When someone leaves the team, morale may drop across the remaining members as they start to think, ‘am I next?’. (Furnham, 2017).  When it is the team leader who is shown the door, this can also create a destabilising effect as confusion over roles and responsibilities emerge in the absence of a singular authority. 

Additionally, the loss of a trusted teammate can reduce the trust between team members – if that person was someone others relied on for help or honest feedback, the team’s sense of psychological safety may dip. Psychological safety (Edmondson, 1999) refers to a shared belief that the team is safe for interpersonal risk-taking. A departure can undermine this if remaining members feel less comfortable or more uncertain in the altered group.  

On the other hand, if the team has strong pre-existing trust and the departure is handled with transparency and fairness, trust can endure. When employees view the process as fair – that is to say - the exiting member was treated respectfully, and the team was informed appropriately – trust in leadership is preserved and team commitment tracks higher. 

Research examining the difference in company performance in the aftermath of the 2008 financial crisis has highlighted marked performance differences in companies that were transparent and open in communicating the reason for layoffs, as compared with those who were perceived to be deceitful and lacking empathy (McGrath, 2013). 
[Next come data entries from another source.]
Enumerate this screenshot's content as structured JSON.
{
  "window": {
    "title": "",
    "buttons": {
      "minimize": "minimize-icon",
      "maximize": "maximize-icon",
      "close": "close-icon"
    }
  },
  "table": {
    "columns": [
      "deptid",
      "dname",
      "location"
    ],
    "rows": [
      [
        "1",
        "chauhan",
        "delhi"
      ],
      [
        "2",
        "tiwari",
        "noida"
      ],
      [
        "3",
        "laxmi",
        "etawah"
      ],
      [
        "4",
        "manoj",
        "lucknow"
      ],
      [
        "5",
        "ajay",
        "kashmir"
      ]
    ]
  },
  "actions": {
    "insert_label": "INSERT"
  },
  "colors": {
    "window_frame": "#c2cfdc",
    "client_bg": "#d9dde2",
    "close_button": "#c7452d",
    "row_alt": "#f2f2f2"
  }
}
So be honest. Everybody recognises that companies need to cover costs to stay in business. If this is not possible with the current level of overhead, changes need to happen. Transparency in these situations will preserve trust. And what’s more -  being clear on what the plan is after the changes have taken place will prevent any confusion or politics jumping in to fill the space left by exiting teammates.  

As the ex-President George W. Bush said of his country’s inauspicious invasion of Iraq – ‘We wanted regime change, the trouble was we just didn’t know which regime to change it to.’ 

 

References: 

Edmondson, A. (1999). Psychological safety and learning behavior in work teams. Administrative science quarterly, 44(2), 350-383. 

Furnham, A., & Treglown, L. (2017). Disenchantment: Managing motivation and demotivation at work. Bloomsbury Publishing. 

McGrath, R. G. (2013). The end of competitive advantage: How to keep your strategy moving as fast as your business. Harvard Business Review Press.